Cue another level of complexity: Sewel motions, or legislative consent motions. Here's where things get politically interesting. As we know, powers devolved are powers retained. Westminster retains the right in law to legislate for devolved matters. In practice, however, that right has been circumscribed by the convention that consent from Holyrood is necessary (a) where Westminster proposes to legislate in a devolved area (for example, the whole-UK civil partnerships legislation of 2004) or (b) where the UK parliament propose to change the scope of the Scottish Parliament's legislative competence (for example, the 2012 Scotland Act, which received the nod from the majority of MSPs).

Under the current convention, the proposed repeal of the Human Rights Act (insofar as it applies in Scotland) and the introduction of any British Bill of Rights proposing a different human rights protection mechanism requires legislative consent from Holyrood. Whichever way you slice it, the refusal of consent looks odds on, either to any Tory plans to (a) eliminate the ECHR provisions from the Scotland Act, or (b) to introduce any new, watered down British Bill of Rights. 

With a Nationalist administration in Edinburgh, these issues take on an additional piquancy. Much more attractive, you might well think, to adopt distinct, Scottish human rights legislation, extending to all public authorities subject to Holyrood's jurisdiction. This approach may be justified, not least, by some of the absurdities of the Bill Grayling has sketched in outline, drubbed by various legal commentators quoted above.

We might even consider folding additional rights into that Scottish legislation which are not to be found in the European Convention. The rights of children, perhaps. We can use our imaginations. As Professor McHarg notes, there is a distinct possibility of fragmentation and complexity here, as both reserved and devolved authorities operate in Scotland and both would be subject to different human rights regimes. On the other hand, let's not make the best the enemy of the good. If Cameron is returned to No. 10 with a majority, "Labour's Human Rights Act" - which was, it should be remembered, supported by newspapers like the Express when it was adopted - will be a dead letter.

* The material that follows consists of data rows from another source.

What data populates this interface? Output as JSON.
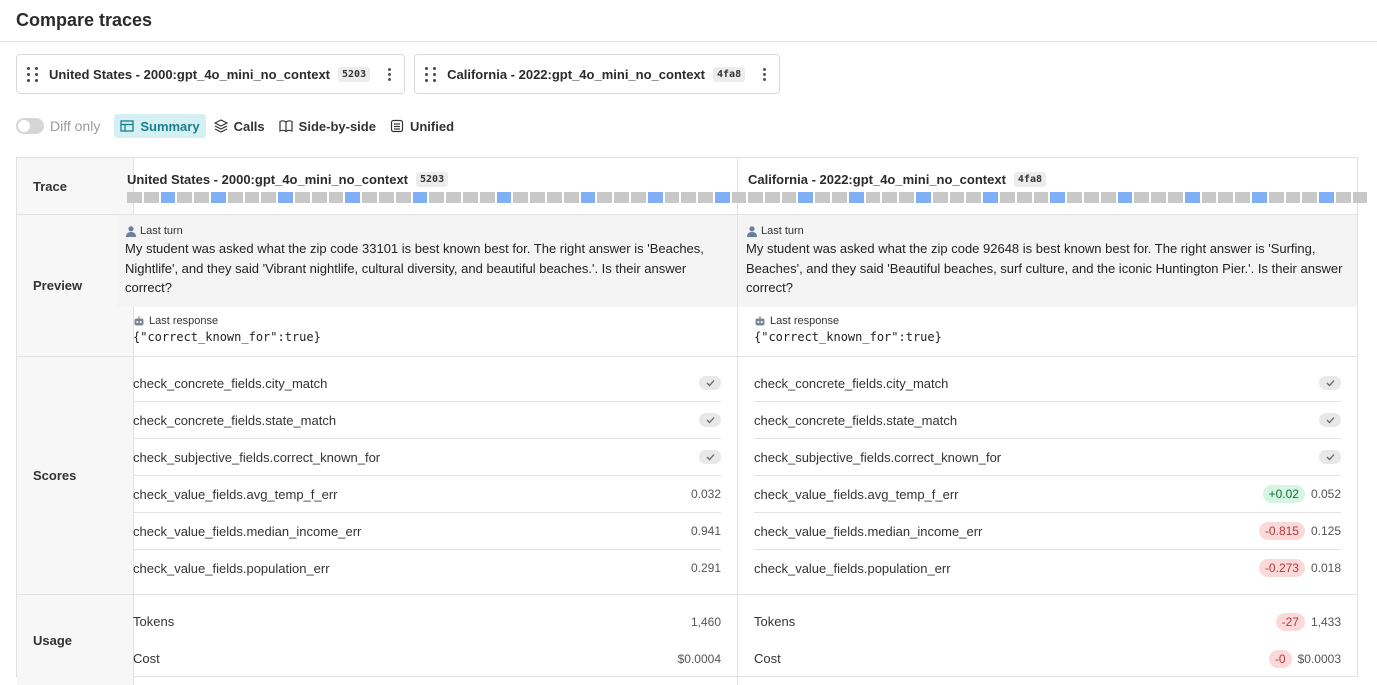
{
  "page": {
    "title": "Compare traces"
  },
  "traces": [
    {
      "name": "United States - 2000:gpt_4o_mini_no_context",
      "hash": "5203"
    },
    {
      "name": "California - 2022:gpt_4o_mini_no_context",
      "hash": "4fa8"
    }
  ],
  "toolbar": {
    "diff_only_label": "Diff only",
    "diff_only_on": false,
    "views": [
      {
        "label": "Summary",
        "active": true,
        "icon": "table-icon"
      },
      {
        "label": "Calls",
        "active": false,
        "icon": "layers-icon"
      },
      {
        "label": "Side-by-side",
        "active": false,
        "icon": "book-open-icon"
      },
      {
        "label": "Unified",
        "active": false,
        "icon": "document-icon"
      }
    ]
  },
  "row_labels": {
    "trace": "Trace",
    "preview": "Preview",
    "scores": "Scores",
    "usage": "Usage"
  },
  "trace_calls": [
    {
      "highlighted": [
        2,
        5,
        9,
        13,
        17,
        22,
        27,
        31,
        35
      ]
    },
    {
      "highlighted": [
        3,
        6,
        10,
        14,
        18,
        22,
        26,
        30,
        34
      ]
    }
  ],
  "preview": {
    "last_turn_label": "Last turn",
    "last_response_label": "Last response",
    "a": {
      "turn": "My student was asked what the zip code 33101 is best known best for. The right answer is 'Beaches, Nightlife', and they said 'Vibrant nightlife, cultural diversity, and beautiful beaches.'. Is their answer correct?",
      "response": "{\"correct_known_for\":true}"
    },
    "b": {
      "turn": "My student was asked what the zip code 92648 is best known best for. The right answer is 'Surfing, Beaches', and they said 'Beautiful beaches, surf culture, and the iconic Huntington Pier.'. Is their answer correct?",
      "response": "{\"correct_known_for\":true}"
    }
  },
  "scores": {
    "names": [
      "check_concrete_fields.city_match",
      "check_concrete_fields.state_match",
      "check_subjective_fields.correct_known_for",
      "check_value_fields.avg_temp_f_err",
      "check_value_fields.median_income_err",
      "check_value_fields.population_err"
    ],
    "a": {
      "values": [
        "",
        "",
        "",
        "0.032",
        "0.941",
        "0.291"
      ]
    },
    "b": {
      "values": [
        "",
        "",
        "",
        "0.052",
        "0.125",
        "0.018"
      ],
      "deltas": [
        "",
        "",
        "",
        "+0.02",
        "-0.815",
        "-0.273"
      ]
    }
  },
  "usage": {
    "names": [
      "Tokens",
      "Cost"
    ],
    "a": {
      "values": [
        "1,460",
        "$0.0004"
      ]
    },
    "b": {
      "values": [
        "1,433",
        "$0.0003"
      ],
      "deltas": [
        "-27",
        "-0"
      ]
    }
  },
  "colors": {
    "accent": "#1b7f8c",
    "active_bg": "#d4f0f3",
    "call_highlight": "#7fb0f5",
    "positive": "#166a36",
    "negative": "#b33a3a"
  }
}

Far better for the Scottish Parliament to set a different example, however imperfectly.

But one thing's for sure: despite the blithe spirit of indifference animating the Lord Chancellor's fag packet proposals, the fuse has been cut and the taper set to it. The devolved politics of Human Rights Act repeal looks dead set to explode.


  1. Why is the European Convention on Human Rights such a problem for the United Kingdom, and not the other 46 countries who have also signed up to it?

    See my commentary:


  2. Westminster wants to keep control over every aspect of our lives, after their wee "shaken but not stirred" moment in the referendum. So, it's free-kick time for us, where their hands automatically go down to cover their baws. If they can remember where they are.

  3. A very interesting piece and the linked on from Prof McHarg. Can you imagine the apoplexy of the Tory backbencers, let along UKIP when it dawns on them that the upstart Celts are scuppering their best laid plans?

    However since the polls show a majority Tory govt is as remote as ever and because of the unreformed constituency boundaries in Englandshire (Clegg showing he is at least a chordate if not fully spined vertebrate) Labour could win on a minority 35% of the vote.

  4. Could Westminster's desire to escape the EU Human Rights legislation possibly have anything to do with the fact the Uk is the first European country to be investigated for serious, systemic abuse of it?